Yavé me mostró dos canastos con higos, que estaban delante de su templo. Esto pasó después de que Nabucodonosor, rey de Babilonia, desterró a Jeconías, hijo de Joaquim, rey de Judá, y a los príncipes de Judá junto con los herreros y los cerrajeros, y los llevó a Babilonia, lejos de Jerusalén.
Un canasto tenía higos muy buenos, como son los primeros que maduran; el otro tenía higos podridos, tan malos que no se podían comer.
Y me preguntó Yavé: «¿Qué ves, Jeremías?» Le contesté: «Higos. Los buenos son muy buenos; los malos están tan podridos que no se pueden comer.»
Entonces me llegó una palabra de Yavé: Esto dice Yavé, Dios de Israel:
Así como se mira con gusto estos higos buenos, así me voy a interesar por el bien de los desterrados de Judá, que eché de este lugar al país de los caldeos.
Me fijaré que les vaya bien, los haré regresar a su tierra, los reconstruiré en vez de demolerlos, los plantaré en vez de arrancarlos.
Les daré un corazón que sea capaaz de conocerme a mí, Yavé. Serán mi pueblo y yo seré su Dios, pues volverán a mí con todo su corazón.

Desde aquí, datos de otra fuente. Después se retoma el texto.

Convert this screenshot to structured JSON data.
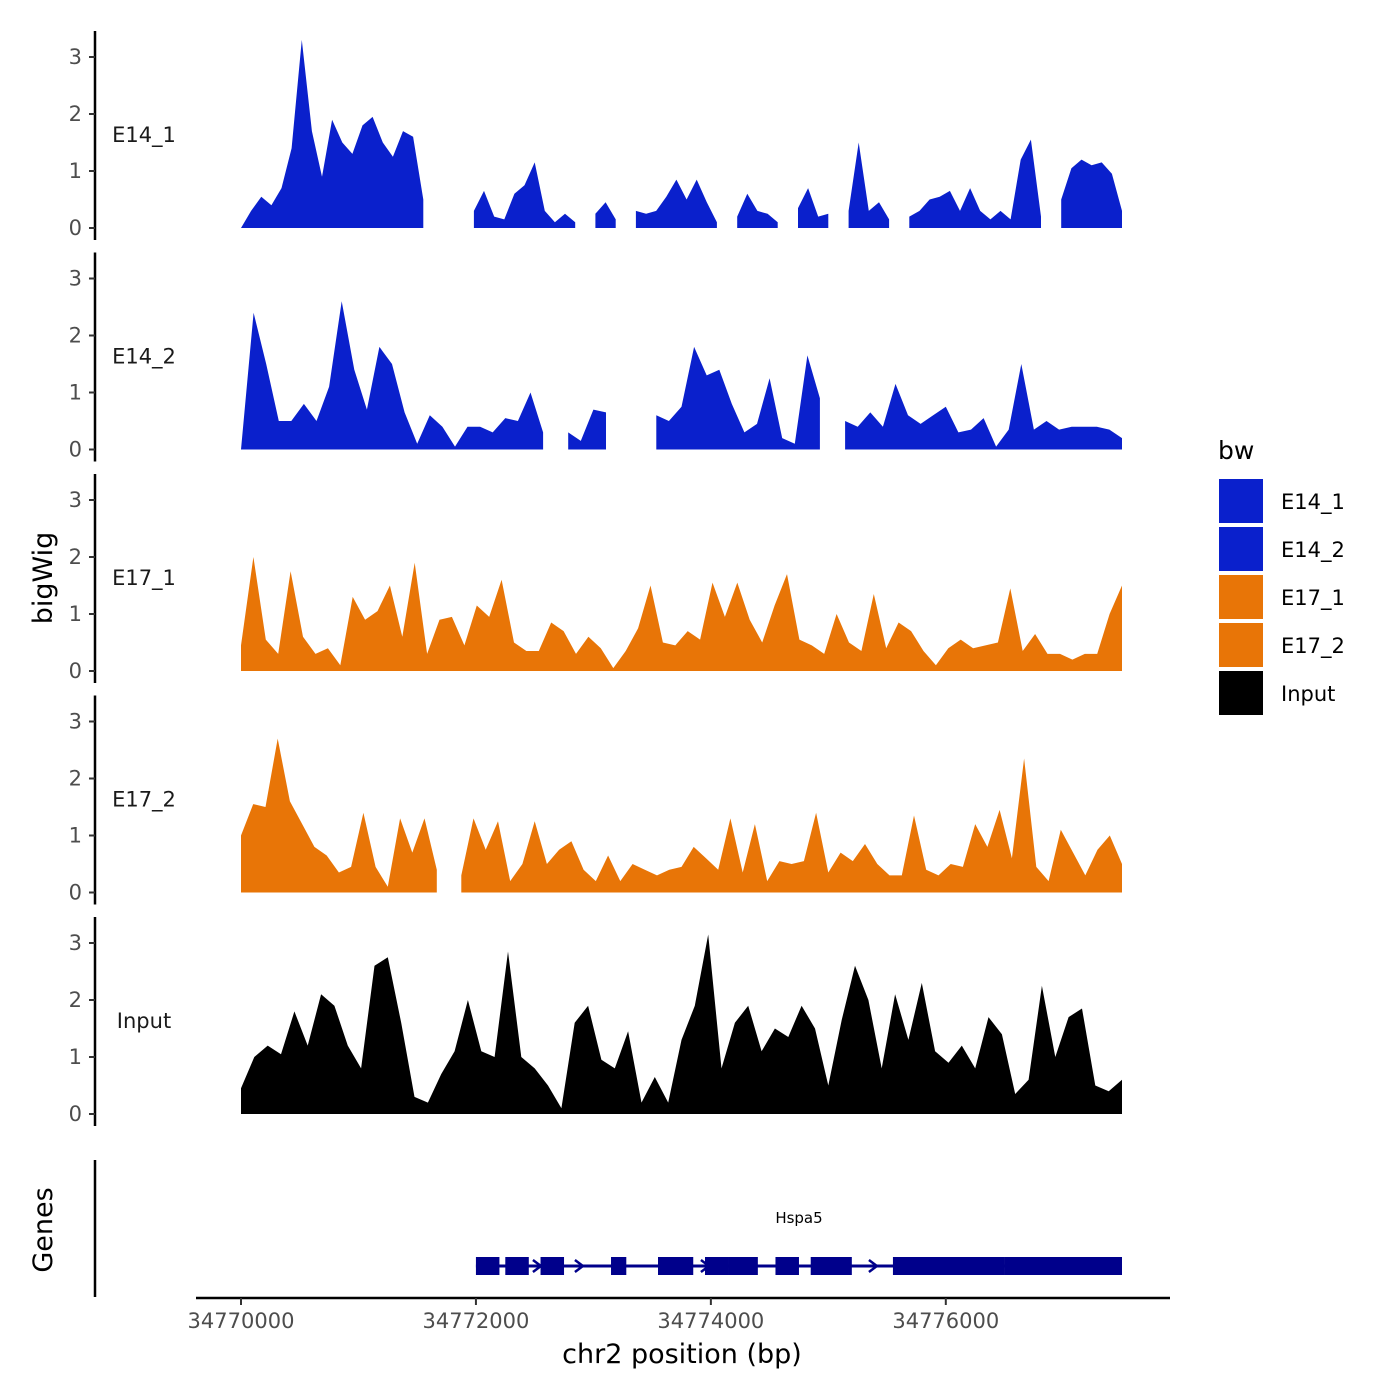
{
  "chart_data": {
    "type": "area",
    "title": "",
    "ylabel": "bigWig",
    "xlabel": "chr2 position (bp)",
    "genes_label": "Genes",
    "x_range": [
      34770000,
      34777500
    ],
    "xlim": [
      34769600,
      34777900
    ],
    "x_ticks": [
      34770000,
      34772000,
      34774000,
      34776000
    ],
    "x_tick_labels": [
      "34770000",
      "34772000",
      "34774000",
      "34776000"
    ],
    "ylim": [
      0,
      3.4
    ],
    "y_ticks": [
      0,
      1,
      2,
      3
    ],
    "y_tick_labels": [
      "0",
      "1",
      "2",
      "3"
    ],
    "legend": {
      "title": "bw",
      "entries": [
        {
          "label": "E14_1",
          "color": "#0a20cc"
        },
        {
          "label": "E14_2",
          "color": "#0a20cc"
        },
        {
          "label": "E17_1",
          "color": "#e87507"
        },
        {
          "label": "E17_2",
          "color": "#e87507"
        },
        {
          "label": "Input",
          "color": "#000000"
        }
      ]
    },
    "series": [
      {
        "name": "E14_1",
        "color": "#0a20cc",
        "values": [
          0,
          0.3,
          0.55,
          0.4,
          0.7,
          1.4,
          3.3,
          1.7,
          0.9,
          1.9,
          1.5,
          1.3,
          1.8,
          1.95,
          1.5,
          1.25,
          1.7,
          1.6,
          0.5,
          null,
          null,
          null,
          null,
          0.3,
          0.65,
          0.2,
          0.15,
          0.6,
          0.75,
          1.15,
          0.3,
          0.1,
          0.25,
          0.1,
          null,
          0.25,
          0.45,
          0.15,
          null,
          0.3,
          0.25,
          0.3,
          0.55,
          0.85,
          0.5,
          0.85,
          0.45,
          0.1,
          null,
          0.2,
          0.6,
          0.3,
          0.25,
          0.1,
          null,
          0.35,
          0.7,
          0.2,
          0.25,
          null,
          0.3,
          1.5,
          0.3,
          0.45,
          0.15,
          null,
          0.2,
          0.3,
          0.5,
          0.55,
          0.65,
          0.3,
          0.7,
          0.3,
          0.15,
          0.3,
          0.15,
          1.2,
          1.55,
          0.2,
          null,
          0.5,
          1.05,
          1.2,
          1.1,
          1.15,
          0.95,
          0.3
        ]
      },
      {
        "name": "E14_2",
        "color": "#0a20cc",
        "values": [
          0,
          2.4,
          1.5,
          0.5,
          0.5,
          0.8,
          0.5,
          1.1,
          2.6,
          1.4,
          0.7,
          1.8,
          1.5,
          0.65,
          0.1,
          0.6,
          0.4,
          0.05,
          0.4,
          0.4,
          0.3,
          0.55,
          0.5,
          1.0,
          0.3,
          null,
          0.3,
          0.15,
          0.7,
          0.65,
          null,
          null,
          null,
          0.6,
          0.5,
          0.75,
          1.8,
          1.3,
          1.4,
          0.8,
          0.3,
          0.45,
          1.25,
          0.2,
          0.1,
          1.65,
          0.9,
          null,
          0.5,
          0.4,
          0.65,
          0.4,
          1.15,
          0.6,
          0.45,
          0.6,
          0.75,
          0.3,
          0.35,
          0.55,
          0.05,
          0.35,
          1.5,
          0.35,
          0.5,
          0.35,
          0.4,
          0.4,
          0.4,
          0.35,
          0.2
        ]
      },
      {
        "name": "E17_1",
        "color": "#e87507",
        "values": [
          0.45,
          2.0,
          0.55,
          0.3,
          1.75,
          0.6,
          0.3,
          0.4,
          0.1,
          1.3,
          0.9,
          1.05,
          1.5,
          0.6,
          1.9,
          0.3,
          0.9,
          0.95,
          0.45,
          1.15,
          0.95,
          1.6,
          0.5,
          0.35,
          0.35,
          0.85,
          0.7,
          0.3,
          0.6,
          0.4,
          0.05,
          0.35,
          0.75,
          1.5,
          0.5,
          0.45,
          0.7,
          0.55,
          1.55,
          0.95,
          1.55,
          0.9,
          0.5,
          1.15,
          1.7,
          0.55,
          0.45,
          0.3,
          1.0,
          0.5,
          0.35,
          1.35,
          0.4,
          0.85,
          0.7,
          0.35,
          0.1,
          0.4,
          0.55,
          0.4,
          0.45,
          0.5,
          1.45,
          0.35,
          0.65,
          0.3,
          0.3,
          0.2,
          0.3,
          0.3,
          1.0,
          1.5
        ]
      },
      {
        "name": "E17_2",
        "color": "#e87507",
        "values": [
          1.0,
          1.55,
          1.5,
          2.7,
          1.6,
          1.2,
          0.8,
          0.65,
          0.35,
          0.45,
          1.4,
          0.45,
          0.1,
          1.3,
          0.7,
          1.3,
          0.4,
          null,
          0.3,
          1.3,
          0.75,
          1.25,
          0.2,
          0.5,
          1.25,
          0.5,
          0.75,
          0.9,
          0.4,
          0.2,
          0.65,
          0.2,
          0.5,
          0.4,
          0.3,
          0.4,
          0.45,
          0.8,
          0.6,
          0.4,
          1.3,
          0.35,
          1.2,
          0.2,
          0.55,
          0.5,
          0.55,
          1.4,
          0.35,
          0.7,
          0.55,
          0.85,
          0.5,
          0.3,
          0.3,
          1.35,
          0.4,
          0.3,
          0.5,
          0.45,
          1.2,
          0.8,
          1.45,
          0.6,
          2.35,
          0.45,
          0.2,
          1.1,
          0.7,
          0.3,
          0.75,
          1.0,
          0.5
        ]
      },
      {
        "name": "Input",
        "color": "#000000",
        "values": [
          0.45,
          1.0,
          1.2,
          1.05,
          1.8,
          1.2,
          2.1,
          1.9,
          1.2,
          0.8,
          2.6,
          2.75,
          1.6,
          0.3,
          0.2,
          0.7,
          1.1,
          2.0,
          1.1,
          1.0,
          2.85,
          1.0,
          0.8,
          0.5,
          0.1,
          1.6,
          1.9,
          0.95,
          0.8,
          1.45,
          0.2,
          0.65,
          0.2,
          1.3,
          1.9,
          3.15,
          0.8,
          1.6,
          1.9,
          1.1,
          1.5,
          1.35,
          1.9,
          1.5,
          0.5,
          1.65,
          2.6,
          2.0,
          0.8,
          2.1,
          1.3,
          2.3,
          1.1,
          0.9,
          1.2,
          0.8,
          1.7,
          1.4,
          0.35,
          0.6,
          2.25,
          1.0,
          1.7,
          1.85,
          0.5,
          0.4,
          0.6
        ]
      }
    ],
    "gene": {
      "name": "Hspa5",
      "start": 34772000,
      "end": 34777500,
      "strand": "+",
      "color": "#00008b",
      "exons": [
        [
          34772000,
          34772200
        ],
        [
          34772250,
          34772450
        ],
        [
          34772550,
          34772750
        ],
        [
          34773150,
          34773280
        ],
        [
          34773550,
          34773850
        ],
        [
          34773950,
          34774150
        ],
        [
          34774150,
          34774400
        ],
        [
          34774550,
          34774750
        ],
        [
          34774850,
          34775200
        ],
        [
          34775550,
          34776500
        ],
        [
          34776500,
          34777500
        ]
      ]
    }
  }
}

Pero así como se trata a los higos malos, tan podridos que no se pueden comer, así trataré a Sedecías, rey de Judá, a sus príncipes y al resto de los habitantes de Jerusalén, tanto a los que quedaron en este país como a los que viven en Egipto.
Serán motivo de espanto y de vergüenza para todos los reinos de la tierra; se reirán y se burlarán de ellos, serán como un ejemplo de maldición en todos los países adonde los echaré.
Enviaré contra ellos la espada, el hambre, la peste, hasta que hayan desaparecido de la tierra que les había dado a ellos y a sus padres.